Tom Bradley meets the press Thursday morning. (Patrick Smith / Getty Images)

It was with “mixed emotions” that Tom Bradley decided to replace Joe Paterno, who was fired Wednesday night, as interim coach of the Penn State Nittany Lions.

Bradley answered reporters’ questions for about 30 minutes, declining to say anything about the Jerry Sandusky sex scandal or what he and Paterno had discussed in a conversation.

Bradley did address the status of Mike McQueary, the wide receivers coach who witnessed Sandusky’s 2002 sexual assault on a young boy. McQueary is expected to coach Saturday, but it has not been decided whether he’ll work from the sideline or the booth.
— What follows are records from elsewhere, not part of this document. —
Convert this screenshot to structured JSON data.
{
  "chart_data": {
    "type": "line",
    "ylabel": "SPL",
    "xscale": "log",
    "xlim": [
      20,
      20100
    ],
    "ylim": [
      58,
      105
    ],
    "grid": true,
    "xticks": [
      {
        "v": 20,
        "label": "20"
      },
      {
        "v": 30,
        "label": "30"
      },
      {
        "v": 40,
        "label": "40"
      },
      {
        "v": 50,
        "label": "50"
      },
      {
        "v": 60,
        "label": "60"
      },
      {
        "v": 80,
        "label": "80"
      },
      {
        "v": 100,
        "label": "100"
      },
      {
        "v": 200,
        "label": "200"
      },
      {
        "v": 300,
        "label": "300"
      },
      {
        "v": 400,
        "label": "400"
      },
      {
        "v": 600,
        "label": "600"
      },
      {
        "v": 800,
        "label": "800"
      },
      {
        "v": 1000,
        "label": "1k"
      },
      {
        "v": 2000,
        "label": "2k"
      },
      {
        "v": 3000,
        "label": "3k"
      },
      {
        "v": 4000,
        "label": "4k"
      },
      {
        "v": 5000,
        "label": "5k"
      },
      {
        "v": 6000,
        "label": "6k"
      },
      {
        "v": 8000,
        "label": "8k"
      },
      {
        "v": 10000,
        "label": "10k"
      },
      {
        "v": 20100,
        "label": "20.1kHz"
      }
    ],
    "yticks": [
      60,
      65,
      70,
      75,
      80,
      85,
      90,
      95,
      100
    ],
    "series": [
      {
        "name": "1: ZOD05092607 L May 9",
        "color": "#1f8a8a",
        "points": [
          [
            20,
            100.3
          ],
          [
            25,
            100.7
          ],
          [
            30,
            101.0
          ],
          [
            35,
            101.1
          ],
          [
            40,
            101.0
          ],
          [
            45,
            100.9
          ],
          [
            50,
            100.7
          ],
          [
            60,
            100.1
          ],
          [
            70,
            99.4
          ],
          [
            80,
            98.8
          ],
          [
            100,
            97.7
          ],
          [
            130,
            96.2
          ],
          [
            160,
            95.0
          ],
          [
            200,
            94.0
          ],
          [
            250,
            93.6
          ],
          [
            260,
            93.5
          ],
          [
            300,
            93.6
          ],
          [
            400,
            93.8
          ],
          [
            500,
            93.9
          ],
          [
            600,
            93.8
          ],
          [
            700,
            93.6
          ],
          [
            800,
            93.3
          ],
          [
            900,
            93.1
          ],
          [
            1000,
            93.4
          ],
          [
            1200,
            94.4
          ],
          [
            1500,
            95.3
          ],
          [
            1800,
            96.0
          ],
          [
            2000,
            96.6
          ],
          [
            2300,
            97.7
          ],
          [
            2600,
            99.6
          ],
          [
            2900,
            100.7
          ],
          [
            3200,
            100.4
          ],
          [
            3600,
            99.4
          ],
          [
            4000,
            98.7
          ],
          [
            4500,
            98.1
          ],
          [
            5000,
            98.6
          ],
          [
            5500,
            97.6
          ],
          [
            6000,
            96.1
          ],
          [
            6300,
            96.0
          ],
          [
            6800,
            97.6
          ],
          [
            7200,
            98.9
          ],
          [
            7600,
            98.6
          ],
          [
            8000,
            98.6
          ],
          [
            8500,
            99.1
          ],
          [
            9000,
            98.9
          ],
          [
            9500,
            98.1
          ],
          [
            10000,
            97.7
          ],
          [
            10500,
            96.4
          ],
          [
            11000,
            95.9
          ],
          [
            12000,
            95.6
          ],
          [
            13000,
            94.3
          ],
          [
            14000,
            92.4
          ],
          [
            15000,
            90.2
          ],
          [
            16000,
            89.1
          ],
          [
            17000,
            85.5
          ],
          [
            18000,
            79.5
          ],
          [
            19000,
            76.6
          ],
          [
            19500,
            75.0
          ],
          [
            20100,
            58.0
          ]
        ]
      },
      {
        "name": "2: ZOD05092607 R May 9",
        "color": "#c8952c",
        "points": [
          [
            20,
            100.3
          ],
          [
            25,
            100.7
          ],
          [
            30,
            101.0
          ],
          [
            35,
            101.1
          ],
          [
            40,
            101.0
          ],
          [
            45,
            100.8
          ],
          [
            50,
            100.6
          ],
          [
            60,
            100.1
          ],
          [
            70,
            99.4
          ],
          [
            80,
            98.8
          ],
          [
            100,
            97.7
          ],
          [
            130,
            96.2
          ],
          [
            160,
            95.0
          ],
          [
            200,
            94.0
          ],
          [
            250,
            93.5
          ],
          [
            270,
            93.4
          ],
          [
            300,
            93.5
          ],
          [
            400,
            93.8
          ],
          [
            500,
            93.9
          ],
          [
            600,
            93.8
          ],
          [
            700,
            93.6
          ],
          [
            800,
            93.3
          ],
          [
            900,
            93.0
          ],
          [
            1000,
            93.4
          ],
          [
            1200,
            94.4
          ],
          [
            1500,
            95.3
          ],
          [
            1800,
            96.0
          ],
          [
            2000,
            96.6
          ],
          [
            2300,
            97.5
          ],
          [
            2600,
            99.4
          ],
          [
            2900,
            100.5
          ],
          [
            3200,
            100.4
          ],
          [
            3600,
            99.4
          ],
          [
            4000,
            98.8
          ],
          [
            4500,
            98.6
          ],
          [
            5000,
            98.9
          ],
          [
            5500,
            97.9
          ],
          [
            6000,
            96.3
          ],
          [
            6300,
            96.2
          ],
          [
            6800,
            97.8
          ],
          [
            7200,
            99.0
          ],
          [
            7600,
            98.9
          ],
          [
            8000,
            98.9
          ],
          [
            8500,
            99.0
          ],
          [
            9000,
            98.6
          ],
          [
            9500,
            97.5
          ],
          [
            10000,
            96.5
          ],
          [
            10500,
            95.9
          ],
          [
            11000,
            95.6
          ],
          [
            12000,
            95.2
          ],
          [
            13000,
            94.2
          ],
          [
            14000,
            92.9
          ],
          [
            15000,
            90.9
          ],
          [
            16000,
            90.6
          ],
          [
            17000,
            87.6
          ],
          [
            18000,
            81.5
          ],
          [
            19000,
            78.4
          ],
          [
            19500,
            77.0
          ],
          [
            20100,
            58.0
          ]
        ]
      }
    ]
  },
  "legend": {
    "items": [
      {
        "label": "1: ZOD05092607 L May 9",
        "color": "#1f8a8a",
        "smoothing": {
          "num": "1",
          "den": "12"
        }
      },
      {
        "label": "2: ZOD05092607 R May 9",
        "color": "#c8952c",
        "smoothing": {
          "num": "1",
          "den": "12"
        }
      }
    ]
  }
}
The press conference, live:

Updated at 11:06 a.m.

Interim Penn State president Rodney Erickson introduces interim coach Tom Bradley, who opens the press conference by saying, “I grieve for the victims. I grieve for the families.”

“I take this job with mixed emotions...I’ve been asked to handle this and I told them I will do it last night and will proceed in the manner that Penn State expects.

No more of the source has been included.